Shares of Qualtrics International (XM) surged as much as 21.1% early Tuesday morning. The extreme gains didn't last, cooling down to a 9.7% increase by 2:40 p.m. ET, but that's still an impressive upswing. The quick gains were powered by a robust third-quarter report after Monday's closing bell.
Qualtrics provides tools to help businesses improve the experiences of their customers, employees, and suppliers, among others. Third-quarter sales rose 39% year over year to $378 million, with 83% of this revenue generated by subscription-style contracts, up from 81% a year ago. Adjusted earnings landed at $0.04 per diluted share, up from $0.01 per share in the third quarter of 2021.

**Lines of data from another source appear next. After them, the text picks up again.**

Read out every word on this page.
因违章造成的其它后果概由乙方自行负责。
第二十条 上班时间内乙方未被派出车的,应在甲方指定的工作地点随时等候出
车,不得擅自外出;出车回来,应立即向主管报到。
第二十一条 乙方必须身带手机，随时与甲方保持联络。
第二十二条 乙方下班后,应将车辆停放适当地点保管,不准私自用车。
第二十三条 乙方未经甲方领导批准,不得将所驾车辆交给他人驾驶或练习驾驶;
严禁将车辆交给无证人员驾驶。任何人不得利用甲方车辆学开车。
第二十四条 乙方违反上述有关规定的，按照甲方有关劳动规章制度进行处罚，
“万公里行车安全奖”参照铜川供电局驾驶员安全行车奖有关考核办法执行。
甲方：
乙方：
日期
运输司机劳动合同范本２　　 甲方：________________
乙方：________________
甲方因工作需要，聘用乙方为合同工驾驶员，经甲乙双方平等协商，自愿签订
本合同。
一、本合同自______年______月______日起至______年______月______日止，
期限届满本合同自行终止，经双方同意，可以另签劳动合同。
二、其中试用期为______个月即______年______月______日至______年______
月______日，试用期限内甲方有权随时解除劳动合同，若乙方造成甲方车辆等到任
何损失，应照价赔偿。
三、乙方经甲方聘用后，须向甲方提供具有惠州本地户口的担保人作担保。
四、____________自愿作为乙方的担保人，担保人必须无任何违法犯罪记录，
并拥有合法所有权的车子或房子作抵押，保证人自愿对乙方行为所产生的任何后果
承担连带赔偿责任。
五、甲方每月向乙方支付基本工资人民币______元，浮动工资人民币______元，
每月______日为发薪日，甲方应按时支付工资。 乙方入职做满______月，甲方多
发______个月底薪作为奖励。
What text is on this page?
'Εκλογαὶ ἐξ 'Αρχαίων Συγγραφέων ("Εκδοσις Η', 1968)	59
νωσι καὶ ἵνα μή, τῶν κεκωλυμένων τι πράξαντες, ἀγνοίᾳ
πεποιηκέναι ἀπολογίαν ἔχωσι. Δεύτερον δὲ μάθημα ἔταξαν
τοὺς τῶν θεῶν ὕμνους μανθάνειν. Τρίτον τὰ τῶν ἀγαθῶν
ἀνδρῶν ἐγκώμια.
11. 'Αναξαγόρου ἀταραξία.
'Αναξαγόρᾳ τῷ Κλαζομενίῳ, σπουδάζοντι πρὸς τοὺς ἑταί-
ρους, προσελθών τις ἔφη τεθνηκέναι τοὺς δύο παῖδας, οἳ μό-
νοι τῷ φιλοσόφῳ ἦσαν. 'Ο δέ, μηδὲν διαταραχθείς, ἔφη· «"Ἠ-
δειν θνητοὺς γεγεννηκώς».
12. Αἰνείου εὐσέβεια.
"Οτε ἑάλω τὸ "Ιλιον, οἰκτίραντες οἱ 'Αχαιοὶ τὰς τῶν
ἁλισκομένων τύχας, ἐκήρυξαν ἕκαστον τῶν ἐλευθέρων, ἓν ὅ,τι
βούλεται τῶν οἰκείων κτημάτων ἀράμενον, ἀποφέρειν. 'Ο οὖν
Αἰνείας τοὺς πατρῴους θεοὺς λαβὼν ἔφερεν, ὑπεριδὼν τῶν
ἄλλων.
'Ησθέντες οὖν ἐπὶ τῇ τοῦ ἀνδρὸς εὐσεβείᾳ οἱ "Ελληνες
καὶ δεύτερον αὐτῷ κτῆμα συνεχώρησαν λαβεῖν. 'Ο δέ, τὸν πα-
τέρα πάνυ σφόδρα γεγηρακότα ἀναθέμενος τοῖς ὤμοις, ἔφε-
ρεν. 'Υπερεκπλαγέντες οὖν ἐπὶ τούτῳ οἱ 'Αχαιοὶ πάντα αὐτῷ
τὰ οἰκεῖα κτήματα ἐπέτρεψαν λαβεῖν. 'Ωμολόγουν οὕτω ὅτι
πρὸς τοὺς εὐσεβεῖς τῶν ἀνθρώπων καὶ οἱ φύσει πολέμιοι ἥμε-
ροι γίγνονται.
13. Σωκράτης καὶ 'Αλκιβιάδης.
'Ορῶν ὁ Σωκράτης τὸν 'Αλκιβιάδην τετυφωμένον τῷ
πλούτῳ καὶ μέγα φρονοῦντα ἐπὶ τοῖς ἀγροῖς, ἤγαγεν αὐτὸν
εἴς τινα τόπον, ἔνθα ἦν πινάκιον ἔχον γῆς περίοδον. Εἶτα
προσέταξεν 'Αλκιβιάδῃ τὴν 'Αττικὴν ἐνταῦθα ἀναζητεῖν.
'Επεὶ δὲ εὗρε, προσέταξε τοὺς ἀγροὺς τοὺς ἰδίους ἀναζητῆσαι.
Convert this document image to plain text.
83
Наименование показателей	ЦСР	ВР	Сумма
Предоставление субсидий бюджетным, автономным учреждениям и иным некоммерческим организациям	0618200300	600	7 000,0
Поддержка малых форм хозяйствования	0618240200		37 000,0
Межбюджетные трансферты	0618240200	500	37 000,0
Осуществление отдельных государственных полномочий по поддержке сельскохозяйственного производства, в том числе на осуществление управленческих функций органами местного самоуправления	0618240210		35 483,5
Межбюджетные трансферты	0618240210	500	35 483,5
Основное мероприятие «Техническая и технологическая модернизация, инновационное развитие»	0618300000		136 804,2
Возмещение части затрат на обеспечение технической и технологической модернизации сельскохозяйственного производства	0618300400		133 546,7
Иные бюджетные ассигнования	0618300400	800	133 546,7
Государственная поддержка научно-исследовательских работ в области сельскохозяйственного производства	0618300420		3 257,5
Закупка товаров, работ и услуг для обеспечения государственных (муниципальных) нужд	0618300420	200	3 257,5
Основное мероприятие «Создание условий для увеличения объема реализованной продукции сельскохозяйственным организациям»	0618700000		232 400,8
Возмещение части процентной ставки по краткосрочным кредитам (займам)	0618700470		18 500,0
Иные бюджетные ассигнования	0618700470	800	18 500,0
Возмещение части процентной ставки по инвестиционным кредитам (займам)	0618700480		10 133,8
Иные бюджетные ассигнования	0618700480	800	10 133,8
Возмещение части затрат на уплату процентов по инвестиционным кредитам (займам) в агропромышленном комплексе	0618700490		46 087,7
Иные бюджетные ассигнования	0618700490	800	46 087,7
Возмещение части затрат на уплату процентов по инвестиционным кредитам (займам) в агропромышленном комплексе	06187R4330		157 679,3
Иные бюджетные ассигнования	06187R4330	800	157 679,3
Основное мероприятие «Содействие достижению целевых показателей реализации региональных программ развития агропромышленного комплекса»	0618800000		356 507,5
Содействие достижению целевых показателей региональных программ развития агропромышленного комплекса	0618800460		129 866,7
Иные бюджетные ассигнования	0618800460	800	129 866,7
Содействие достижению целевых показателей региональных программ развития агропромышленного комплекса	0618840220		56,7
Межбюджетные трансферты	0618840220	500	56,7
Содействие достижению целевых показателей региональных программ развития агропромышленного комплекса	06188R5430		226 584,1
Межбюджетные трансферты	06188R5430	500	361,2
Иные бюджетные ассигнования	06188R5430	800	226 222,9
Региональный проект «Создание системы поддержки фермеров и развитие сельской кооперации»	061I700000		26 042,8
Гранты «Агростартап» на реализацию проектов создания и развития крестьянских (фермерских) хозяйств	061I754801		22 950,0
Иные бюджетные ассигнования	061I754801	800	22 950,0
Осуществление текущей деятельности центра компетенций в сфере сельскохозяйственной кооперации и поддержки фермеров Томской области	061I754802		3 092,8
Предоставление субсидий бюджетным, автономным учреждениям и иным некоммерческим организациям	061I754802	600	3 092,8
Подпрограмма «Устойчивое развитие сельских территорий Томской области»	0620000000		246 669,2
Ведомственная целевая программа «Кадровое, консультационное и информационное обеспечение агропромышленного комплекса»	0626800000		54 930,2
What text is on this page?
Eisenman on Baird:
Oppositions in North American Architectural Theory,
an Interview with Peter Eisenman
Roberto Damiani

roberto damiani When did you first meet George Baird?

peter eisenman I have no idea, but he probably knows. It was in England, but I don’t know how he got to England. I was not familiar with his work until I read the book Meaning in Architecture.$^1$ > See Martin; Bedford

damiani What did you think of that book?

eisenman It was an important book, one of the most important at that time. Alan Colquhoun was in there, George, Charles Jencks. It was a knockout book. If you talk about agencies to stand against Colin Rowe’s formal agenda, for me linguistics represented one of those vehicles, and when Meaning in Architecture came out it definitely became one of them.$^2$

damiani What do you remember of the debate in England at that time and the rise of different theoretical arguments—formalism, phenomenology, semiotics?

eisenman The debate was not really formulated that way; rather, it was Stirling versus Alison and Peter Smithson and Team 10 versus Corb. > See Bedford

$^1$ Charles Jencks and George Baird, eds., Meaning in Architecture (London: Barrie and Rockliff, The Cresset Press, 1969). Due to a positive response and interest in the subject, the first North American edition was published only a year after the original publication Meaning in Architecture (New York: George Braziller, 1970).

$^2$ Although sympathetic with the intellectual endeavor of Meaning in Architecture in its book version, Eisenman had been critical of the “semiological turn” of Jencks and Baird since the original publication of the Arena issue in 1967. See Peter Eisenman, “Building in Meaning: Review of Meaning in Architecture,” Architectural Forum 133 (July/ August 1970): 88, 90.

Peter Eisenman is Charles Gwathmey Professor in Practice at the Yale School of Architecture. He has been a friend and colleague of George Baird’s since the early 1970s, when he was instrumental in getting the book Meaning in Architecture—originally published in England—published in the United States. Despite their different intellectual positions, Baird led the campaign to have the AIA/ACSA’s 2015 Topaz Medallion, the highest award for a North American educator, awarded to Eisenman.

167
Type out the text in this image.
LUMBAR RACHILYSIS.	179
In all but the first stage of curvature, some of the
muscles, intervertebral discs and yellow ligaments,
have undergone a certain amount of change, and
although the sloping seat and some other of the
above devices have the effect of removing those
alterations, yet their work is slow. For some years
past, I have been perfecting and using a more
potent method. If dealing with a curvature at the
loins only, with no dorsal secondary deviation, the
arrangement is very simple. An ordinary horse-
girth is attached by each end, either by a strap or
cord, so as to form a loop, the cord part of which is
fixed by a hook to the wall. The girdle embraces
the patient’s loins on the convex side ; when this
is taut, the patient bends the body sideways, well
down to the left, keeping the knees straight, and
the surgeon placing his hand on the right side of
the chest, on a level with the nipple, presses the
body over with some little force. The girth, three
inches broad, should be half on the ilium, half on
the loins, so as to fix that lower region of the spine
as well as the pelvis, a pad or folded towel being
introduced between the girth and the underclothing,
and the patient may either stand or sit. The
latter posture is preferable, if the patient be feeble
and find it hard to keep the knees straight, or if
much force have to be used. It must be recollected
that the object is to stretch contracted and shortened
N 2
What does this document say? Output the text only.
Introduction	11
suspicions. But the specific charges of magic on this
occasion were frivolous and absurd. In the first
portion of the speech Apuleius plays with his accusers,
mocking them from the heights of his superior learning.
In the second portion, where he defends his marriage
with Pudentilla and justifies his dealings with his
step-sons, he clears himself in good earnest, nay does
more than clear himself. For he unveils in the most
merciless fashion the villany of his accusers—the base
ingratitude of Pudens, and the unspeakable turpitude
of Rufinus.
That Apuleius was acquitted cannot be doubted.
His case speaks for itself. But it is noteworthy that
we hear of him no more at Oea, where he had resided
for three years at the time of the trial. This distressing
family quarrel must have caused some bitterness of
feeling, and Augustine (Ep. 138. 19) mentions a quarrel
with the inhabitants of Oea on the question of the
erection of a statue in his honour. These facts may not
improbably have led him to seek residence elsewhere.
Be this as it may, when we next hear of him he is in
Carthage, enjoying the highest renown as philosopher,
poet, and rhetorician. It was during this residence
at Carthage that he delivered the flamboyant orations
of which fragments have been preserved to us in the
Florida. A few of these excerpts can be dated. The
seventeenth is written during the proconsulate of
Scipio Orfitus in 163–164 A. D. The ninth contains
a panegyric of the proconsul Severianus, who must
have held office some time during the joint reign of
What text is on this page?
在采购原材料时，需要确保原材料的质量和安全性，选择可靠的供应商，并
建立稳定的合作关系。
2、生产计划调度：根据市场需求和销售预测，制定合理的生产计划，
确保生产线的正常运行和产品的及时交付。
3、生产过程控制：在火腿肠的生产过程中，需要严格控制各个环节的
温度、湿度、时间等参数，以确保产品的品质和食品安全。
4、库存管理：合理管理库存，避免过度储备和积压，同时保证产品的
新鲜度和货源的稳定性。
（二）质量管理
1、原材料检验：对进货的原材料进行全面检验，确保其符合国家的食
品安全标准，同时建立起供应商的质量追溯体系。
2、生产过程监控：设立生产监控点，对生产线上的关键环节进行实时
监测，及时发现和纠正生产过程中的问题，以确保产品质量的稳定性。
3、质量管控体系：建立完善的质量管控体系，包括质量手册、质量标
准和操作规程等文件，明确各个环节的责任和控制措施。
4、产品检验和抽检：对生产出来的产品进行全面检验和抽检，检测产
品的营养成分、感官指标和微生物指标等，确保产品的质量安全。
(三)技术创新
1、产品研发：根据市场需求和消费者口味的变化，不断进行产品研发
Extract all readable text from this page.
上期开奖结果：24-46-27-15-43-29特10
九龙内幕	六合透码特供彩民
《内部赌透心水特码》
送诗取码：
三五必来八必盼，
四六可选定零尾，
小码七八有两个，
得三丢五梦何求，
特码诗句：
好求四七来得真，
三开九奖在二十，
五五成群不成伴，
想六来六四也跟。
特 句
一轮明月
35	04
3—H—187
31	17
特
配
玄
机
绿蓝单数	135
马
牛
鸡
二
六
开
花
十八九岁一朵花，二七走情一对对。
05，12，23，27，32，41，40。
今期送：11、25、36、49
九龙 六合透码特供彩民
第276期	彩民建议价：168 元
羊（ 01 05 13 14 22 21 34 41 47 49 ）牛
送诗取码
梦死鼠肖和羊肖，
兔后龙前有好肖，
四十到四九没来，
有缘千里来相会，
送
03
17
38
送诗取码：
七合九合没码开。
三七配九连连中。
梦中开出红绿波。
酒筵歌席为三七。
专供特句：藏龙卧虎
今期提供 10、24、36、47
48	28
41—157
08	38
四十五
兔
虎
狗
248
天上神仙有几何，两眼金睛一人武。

The analyst consensus pointed to a net loss of roughly $0.02 per share on top-line sales near $356 million. Furthermore, Qualtrics' management provided fourth-quarter targets above the current Street view.
Many analyst firms responded to the surprisingly strong results by lowering their price targets on the stock. But they left their buy ratings untouched, and the lower price targets still sat well above Qualtrics' current prices. This mixed reaction reflects the company's muscular results in a period of tough macroeconomic challenges.
The end result of strong results amid a tough economy is a billings increase of just 17%. Since this forward-looking metric stands at roughly half of the reported revenue, top-line growth should slow down somewhat over the next few quarters.
Qualtrics remains a classic growth stock, with strong sales growth while most of the profit numbers are printed in red ink. The market value for stocks like this comes largely from the company's ability to deliver high-octane revenue growth. Therefore, it's no surprise to see investors calm down a bit after the morning's sudden adrenaline rush.
Sitting 75% below its 52-week highs even after Tuesday's big jump, Qualtrics looks like an interesting idea in the arena of high-growth tech stocks. But the shares still trade at five times trailing sales -- not exactly cheap even by those lofty standards. Take it easy with this volatile ticker, dear reader.